ADDANTE: They can't just make their medical decisions based on good clinical judgment and evidence, but also have to consider what is the law. They don't teach you that in med school. There's no lecture on, you know, how to make sure what you're doing is legal in obstetrics.
SIMMON-DUFFIN: And again, many of these laws are unclear on the medical details. Of course, legislators could go in and make these laws more clear on these questions. But Kim Mutcherson, co-dean of Rutgers Law School, whose work focuses on reproductive justice, says she thinks that's unlikely. The ambiguity is a feature, not a bug, she says, because lawmakers are trying to make getting an abortion as difficult as possible.
KIM MUTCHERSON: That's exactly what all of this kind of legislation is meant to do.

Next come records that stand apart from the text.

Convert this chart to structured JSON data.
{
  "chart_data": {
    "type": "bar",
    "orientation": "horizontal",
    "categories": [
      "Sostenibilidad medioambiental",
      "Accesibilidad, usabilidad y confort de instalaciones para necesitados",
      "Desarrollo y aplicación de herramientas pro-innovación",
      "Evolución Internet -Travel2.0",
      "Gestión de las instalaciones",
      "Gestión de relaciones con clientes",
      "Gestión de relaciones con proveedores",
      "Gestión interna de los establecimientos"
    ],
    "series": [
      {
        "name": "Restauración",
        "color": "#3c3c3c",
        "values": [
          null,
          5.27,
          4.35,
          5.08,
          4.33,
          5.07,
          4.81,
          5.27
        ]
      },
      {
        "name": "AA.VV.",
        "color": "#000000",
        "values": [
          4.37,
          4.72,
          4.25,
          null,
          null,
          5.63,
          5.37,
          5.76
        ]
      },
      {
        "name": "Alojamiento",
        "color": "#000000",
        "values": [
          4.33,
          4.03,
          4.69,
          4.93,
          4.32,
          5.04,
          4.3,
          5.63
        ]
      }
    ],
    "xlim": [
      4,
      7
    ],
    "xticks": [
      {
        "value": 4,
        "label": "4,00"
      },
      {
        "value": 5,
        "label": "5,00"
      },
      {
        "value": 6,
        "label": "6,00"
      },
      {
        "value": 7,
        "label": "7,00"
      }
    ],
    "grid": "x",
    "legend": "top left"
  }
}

It's meant to put people in a position where they no longer feel confident and comfortable about providing the level of care that they think is appropriate.
SIMMON-DUFFIN: So instead of revised laws bringing clarity, Mutcherson says...
MUTCHERSON: You have to wait until somebody gets in trouble. You have to wait until, you know, there's a case. You have to wait until somebody gets arrested. And then you start to understand, OK, this is what the parameters are.
SIMMON-DUFFIN: That legal process will be slow. It will probably be state-by-state or even county-by-county. It will be confusing, she says, and it will be messy. Dr. Lisa Harris, the OB-GYN in Michigan, says in the meantime, with this ambiguity hanging over everything and providers stuck between their ethical obligations to their patients and the law...
HARRIS: My fear is that - the fear that doctors and nurses and health care administrators and leaders will feel - their fear of intervening will mean that some patients will die when they didn't need to.
SIMMON-DUFFIN: Selena Simmons-Duffin, NPR News.